Microalgae are currently being seriously considered as a raw material for the production of biofuels. Since microalgae in the oceans account for more than 45 percent of global CO2 fixation [26], they are excellent candidates for the production of carbon-neutral biofuels. Active research is being conducted to increase the calorific value of cultivated microalgae. Due to an increase in the overall amount of neutral lipids up to 63%, certain species of Chlorella now have a calorific value of 29 kJ/g [29]. Finding conditions that increase the content of neutral lipids in microalgae is thus a major objective not just for introducing microalgae to functional foods, but also for creating fuels of the future.

5. Conclusions

The following microalgae have been isolated from natural sources (soil, water, sand) as a result of research: Chlorella vulgaris Beijer (1), Chlorella vulgaris Beijer (2), Chlorella vulgaris Beijer (3), Arthrospira platensis Gomont, Arthrospira platensis (Nordst.) Geitl. and Dunaliella salina Teod.
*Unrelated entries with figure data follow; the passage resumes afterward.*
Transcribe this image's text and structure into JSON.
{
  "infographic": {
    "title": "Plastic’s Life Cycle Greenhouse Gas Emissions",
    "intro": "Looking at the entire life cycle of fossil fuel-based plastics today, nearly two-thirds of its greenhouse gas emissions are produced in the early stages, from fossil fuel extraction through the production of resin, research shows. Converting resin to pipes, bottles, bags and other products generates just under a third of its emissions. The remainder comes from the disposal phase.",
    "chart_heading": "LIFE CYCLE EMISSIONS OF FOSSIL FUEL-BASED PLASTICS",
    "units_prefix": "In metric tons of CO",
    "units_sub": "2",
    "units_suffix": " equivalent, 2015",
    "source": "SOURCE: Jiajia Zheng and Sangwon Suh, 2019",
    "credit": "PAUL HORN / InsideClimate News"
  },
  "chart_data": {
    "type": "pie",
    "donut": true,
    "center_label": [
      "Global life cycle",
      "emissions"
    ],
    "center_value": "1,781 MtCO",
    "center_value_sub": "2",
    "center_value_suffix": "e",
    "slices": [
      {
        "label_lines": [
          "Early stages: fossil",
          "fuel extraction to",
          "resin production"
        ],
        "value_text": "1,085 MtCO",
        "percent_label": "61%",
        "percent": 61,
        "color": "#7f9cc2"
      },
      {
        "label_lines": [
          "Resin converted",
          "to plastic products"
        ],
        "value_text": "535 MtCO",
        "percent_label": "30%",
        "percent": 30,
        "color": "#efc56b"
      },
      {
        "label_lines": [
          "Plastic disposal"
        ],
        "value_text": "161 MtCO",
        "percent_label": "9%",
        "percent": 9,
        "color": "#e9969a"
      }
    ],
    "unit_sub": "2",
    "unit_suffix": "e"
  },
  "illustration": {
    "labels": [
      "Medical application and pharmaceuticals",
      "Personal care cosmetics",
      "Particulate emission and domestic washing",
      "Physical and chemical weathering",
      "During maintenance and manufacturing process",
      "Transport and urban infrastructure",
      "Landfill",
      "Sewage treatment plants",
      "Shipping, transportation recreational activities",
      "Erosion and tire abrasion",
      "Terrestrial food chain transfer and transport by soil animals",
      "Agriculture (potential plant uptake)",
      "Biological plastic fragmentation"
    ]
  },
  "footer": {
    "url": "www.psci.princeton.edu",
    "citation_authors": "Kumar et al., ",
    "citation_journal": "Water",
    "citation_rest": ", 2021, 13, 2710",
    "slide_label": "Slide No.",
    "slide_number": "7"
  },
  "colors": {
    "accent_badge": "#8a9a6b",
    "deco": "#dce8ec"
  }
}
The influence of different extraction methods on the proteins was studied. It was found that an ultrasound amplitude of 68.4 µm applied to rehydrated microalgae in an alkaline solution allowed obtaining a protein of more than 57%. The mineral residues, carbohydrates, proteins, and lipids contents was determined. The highest carbohydrate yield, 27%, was obtained from the dry biomass of Chlorella vulgaris. The effect of supplementation of nutrient medium by carbohydrates on the accumulation of lipids by mixotrophic metabolism was established. The lipid fraction included neutral lipids, triacylglycerides, fatty acids, polar lipids, unsaponifiable substances, and chlorophyllides. The composition of fatty acids included myristic, palmitic, oleic, stearic and linoleic acids. Therefore, establishing the effect of nutrient medium carbohydrates on lipid accumulation, studying the composition of lipids and fatty acids in microalgae is a promising direction for conducting diverse scientific research in the field of physiology, biochemistry, biophysics, genetics, space biology, etc. The study of the composition of microalgae is used to increase the productivity of water bodies and soil fertility, obtain biologically active substances, various food and feed additives, as indicator organisms in studying the current state of soils and water bodies [35].